Пропуск на проходной благополучно дожидался меня. Продюсерская компания «Видео-центр», сказал охранник, вытаскивая из коробки листок с моим именем.
«Видео-центр», «Видео-центр», крутил я в голове название фирмы, поднимаясь по лестнице заводоуправления. Название было мне знакомо. Я шел в одну из крупнейших компаний, занимавшихся изготовлением рекламы. Но какое отношение имел к ней Фамусов, состоя на государственной службе?
Я тогда еще не мог себе и представить, что офис, в котором меня принял Фамусов, был лишь одним из офисов его компании. И в каждом был у него кабинет. И приемная перед кабинетом. И секретарша в приемной. И все это в каждом, в каждом.
— Добрался наконец, — сказал Фамусов, пожимая мне руку. — Кофе нам. Только не растворимый, а настоящий, эспрессо, — бросил он стоявшей в дверях секретарше. И вновь обратился ко мне: — Долго как добирался. Что, такси нельзя было взять?
Любопытная вещь, я это отметил сразу, еще он только мне позвонил: на встрече Нового года он обращался ко мне исключительно на «вы». А сейчас на «ты», и с такой твердостью, что ясно было: это не случайно, наоборот — очень даже осознанно. Как бы тогда и теперь я был для него в разных качествах, и к тому, каким я был для него сейчас, обращаться на «вы» было излишней роскошью.
Однако же признаваться, что на такси у меня элементарно нет денег, похавать бы три раза в день — вот мои возможности, признаваться в этом мне не хотелось.
— На такси и ехал, — с фарисейской постностью сказал я. — Но пробки! Черт знает что. Столько машин стало в Москве.
— Да, это да! — с удовольствием единомыслия согласился Фамусов. — Черт знает что. Иногда думаешь, хоть на метро езди.
— А мы не думаем, мы на метро и ездим, — в противоречие со своими предыдущими словами продолжил я.
Настроение удовольствия, разлившееся было по лицу Фамусова, истаяло с него. Он помолчал, глядя на меня взглядом бездушного высокогорного валуна, и усмехнулся:
— Ох, Саша! Гляди, передумаю.
— Что передумаете?
— Садись, — махнул он рукой на кресло — дикообразный черный гиппопотамище, сработанный под три таких седалища, как мое. — Давай вот что, — сказал он, устраиваясь на другом гиппопотаме. — Без выгибонов. Хочешь с выгибонами, тогда встаем — и ножками. На это предложение, что я хотел тебе, у меня очередь — последний за горизонтом.

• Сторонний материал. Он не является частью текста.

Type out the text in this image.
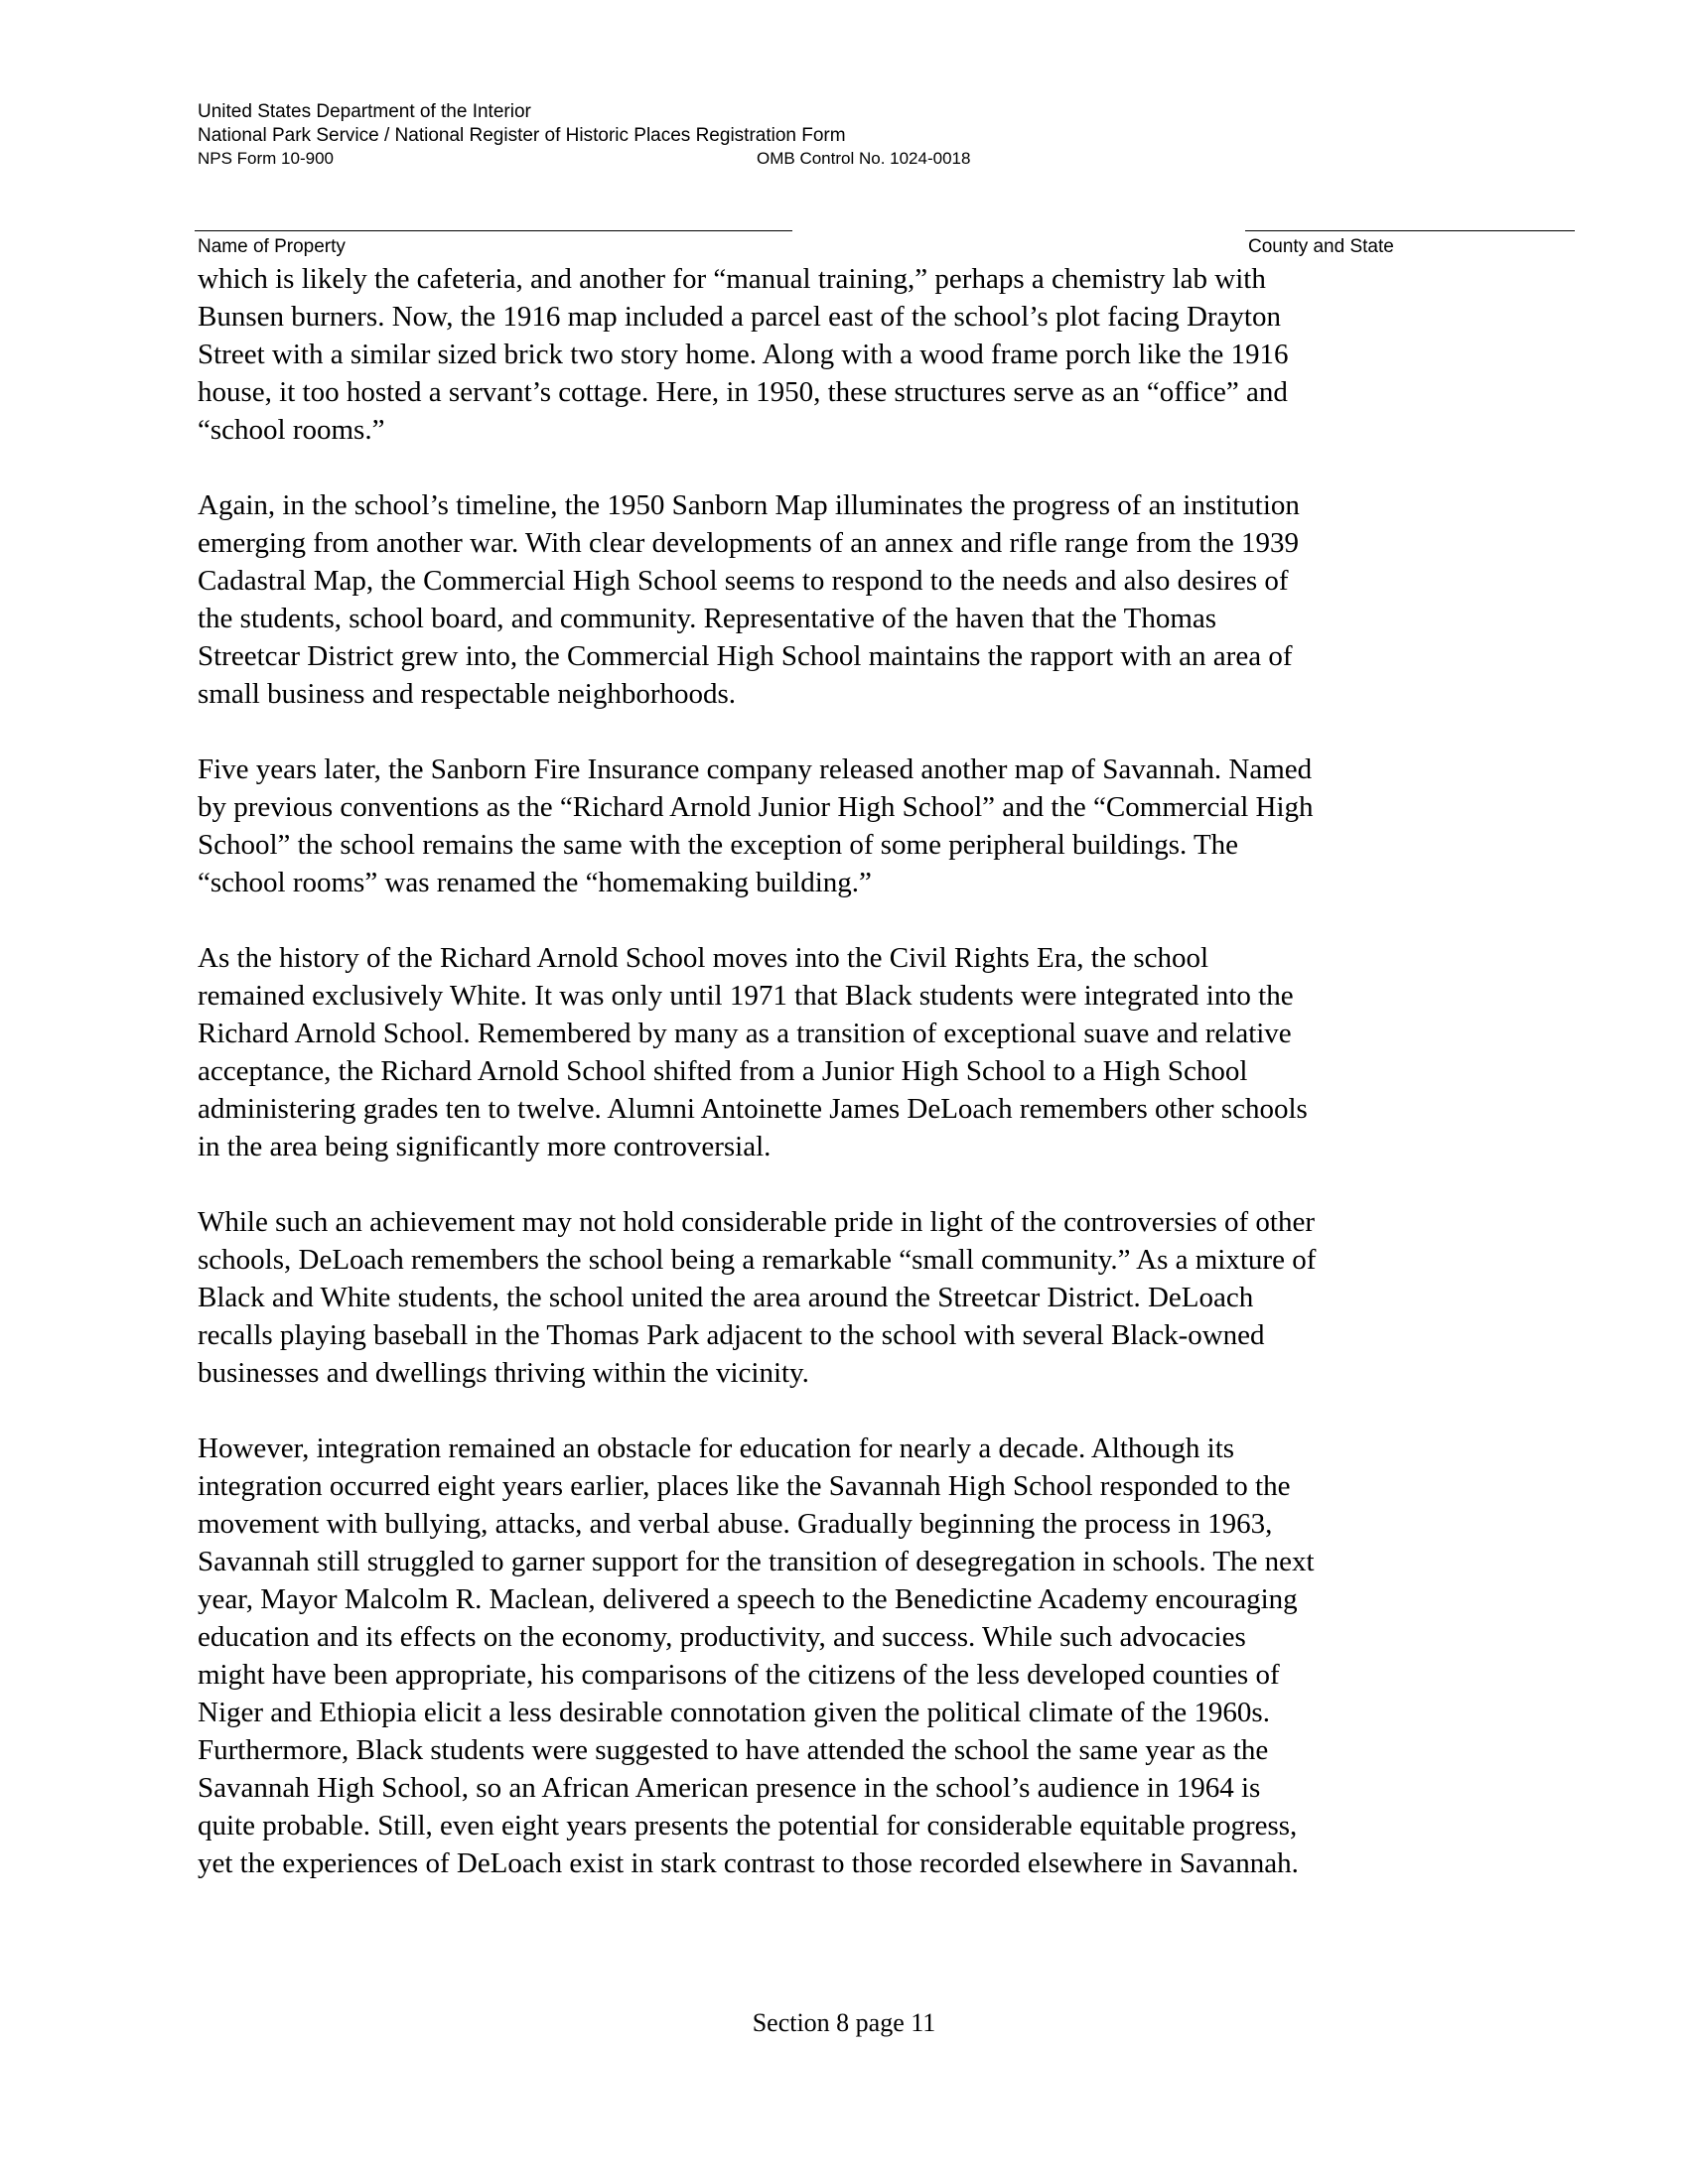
United States Department of the Interior
National Park Service / National Register of Historic Places Registration Form
NPS Form 10-900	OMB Control No. 1024-0018
Name of Property	County and State

which is likely the cafeteria, and another for “manual training,” perhaps a chemistry lab with
Bunsen burners. Now, the 1916 map included a parcel east of the school’s plot facing Drayton
Street with a similar sized brick two story home. Along with a wood frame porch like the 1916
house, it too hosted a servant’s cottage. Here, in 1950, these structures serve as an “office” and
“school rooms.”

Again, in the school’s timeline, the 1950 Sanborn Map illuminates the progress of an institution
emerging from another war. With clear developments of an annex and rifle range from the 1939
Cadastral Map, the Commercial High School seems to respond to the needs and also desires of
the students, school board, and community. Representative of the haven that the Thomas
Streetcar District grew into, the Commercial High School maintains the rapport with an area of
small business and respectable neighborhoods.

Five years later, the Sanborn Fire Insurance company released another map of Savannah. Named
by previous conventions as the “Richard Arnold Junior High School” and the “Commercial High
School” the school remains the same with the exception of some peripheral buildings. The
“school rooms” was renamed the “homemaking building.”

As the history of the Richard Arnold School moves into the Civil Rights Era, the school
remained exclusively White. It was only until 1971 that Black students were integrated into the
Richard Arnold School. Remembered by many as a transition of exceptional suave and relative
acceptance, the Richard Arnold School shifted from a Junior High School to a High School
administering grades ten to twelve. Alumni Antoinette James DeLoach remembers other schools
in the area being significantly more controversial.

While such an achievement may not hold considerable pride in light of the controversies of other
schools, DeLoach remembers the school being a remarkable “small community.” As a mixture of
Black and White students, the school united the area around the Streetcar District. DeLoach
recalls playing baseball in the Thomas Park adjacent to the school with several Black-owned
businesses and dwellings thriving within the vicinity.

However, integration remained an obstacle for education for nearly a decade. Although its
integration occurred eight years earlier, places like the Savannah High School responded to the
movement with bullying, attacks, and verbal abuse. Gradually beginning the process in 1963,
Savannah still struggled to garner support for the transition of desegregation in schools. The next
year, Mayor Malcolm R. Maclean, delivered a speech to the Benedictine Academy encouraging
education and its effects on the economy, productivity, and success. While such advocacies
might have been appropriate, his comparisons of the citizens of the less developed counties of
Niger and Ethiopia elicit a less desirable connotation given the political climate of the 1960s.
Furthermore, Black students were suggested to have attended the school the same year as the
Savannah High School, so an African American presence in the school’s audience in 1964 is
quite probable. Still, even eight years presents the potential for considerable equitable progress,
yet the experiences of DeLoach exist in stark contrast to those recorded elsewhere in Savannah.

Section 8 page 11
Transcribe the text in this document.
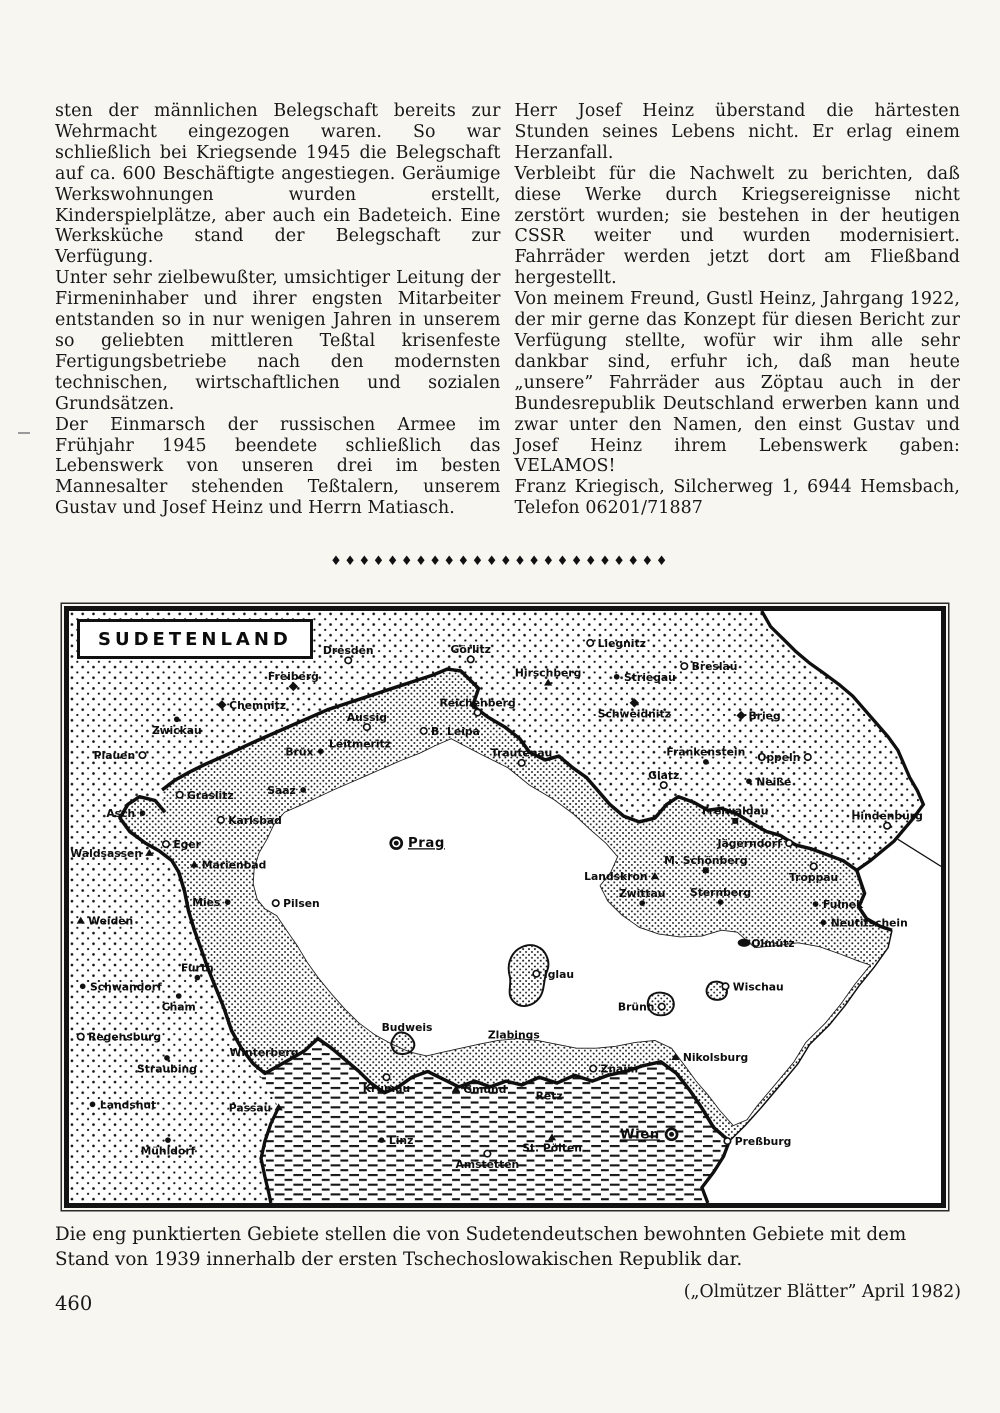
sten der männlichen Belegschaft bereits zur Wehrmacht eingezogen waren. So war schließlich bei Kriegsende 1945 die Belegschaft auf ca. 600 Beschäftigte angestiegen. Geräumige Werkswohnungen wurden erstellt, Kinderspielplätze, aber auch ein Badeteich. Eine Werksküche stand der Belegschaft zur Verfügung.

Unter sehr zielbewußter, umsichtiger Leitung der Firmeninhaber und ihrer engsten Mitarbeiter entstanden so in nur wenigen Jahren in unserem so geliebten mittleren Teßtal krisenfeste Fertigungsbetriebe nach den modernsten technischen, wirtschaftlichen und sozialen Grundsätzen.

Der Einmarsch der russischen Armee im Frühjahr 1945 beendete schließlich das Lebenswerk von unseren drei im besten Mannesalter stehenden Teßtalern, unserem Gustav und Josef Heinz und Herrn Matiasch.

Herr Josef Heinz überstand die härtesten Stunden seines Lebens nicht. Er erlag einem Herzanfall.

Verbleibt für die Nachwelt zu berichten, daß diese Werke durch Kriegsereignisse nicht zerstört wurden; sie bestehen in der heutigen CSSR weiter und wurden modernisiert. Fahrräder werden jetzt dort am Fließband hergestellt.

Von meinem Freund, Gustl Heinz, Jahrgang 1922, der mir gerne das Konzept für diesen Bericht zur Verfügung stellte, wofür wir ihm alle sehr dankbar sind, erfuhr ich, daß man heute „unsere” Fahrräder aus Zöptau auch in der Bundesrepublik Deutschland erwerben kann und zwar unter den Namen, den einst Gustav und Josef Heinz ihrem Lebenswerk gaben: VELAMOS!

Franz Kriegisch, Silcherweg 1, 6944 Hemsbach, Telefon 06201/71887

♦♦♦♦♦♦♦♦♦♦♦♦♦♦♦♦♦♦♦♦♦♦♦♦
SUDETENLAND
Dresden	Görlitz	Liegnitz
Breslau
Brieg
Freiberg
Chemnitz
Zwickau
Plauen
Hirschberg	Striegau
Schweidnitz
Reichenberg
Aussig
B. Leipa
Leitmeritz
Brüx
Saaz
Trautenau	Frankenstein Oppeln
Glatz
Neiße
Freiwaldau	Hindenburg
Graslitz
Karlsbad
Asch
Eger
Waldsassen
Marienbad
Mies	Pilsen
Weiden
Prag	Jägerndorf
M. Schönberg
Landskron	Troppau
Zwittau Sternberg
Fulnek
Neutitschein
Olmütz
Iglau
Wischau
Brünn
Zlabings
Nikolsburg
Znaim
Furth
Schwandorf
Cham
Regensburg
Winterberg
Straubing
Budweis
Landshut	Passau
Krumau	Gmünd
Mühldorf
Linz
Amstetten
Retz
St. Pölten
Wien	Preßburg
Die eng punktierten Gebiete stellen die von Sudetendeutschen bewohnten Gebiete mit dem Stand von 1939 innerhalb der ersten Tschechoslowakischen Republik dar.
(„Olmützer Blätter” April 1982)
460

— Я весь внимание, — сообщил я Фамусову. Спина моя была прямей стрелы в полете, руки на коленях — демонстративная поза пай-мальчика.
Фамусов поморщился. Но стерпел.
— Что такое клип, представляешь? — спросил он. — Музыкальный, в смысле.
Очень было бы странно, если б я не представлял. Два бы года назад другое дело, а теперь по всем каналам шло столько этой нарезки — мудрено не представлять.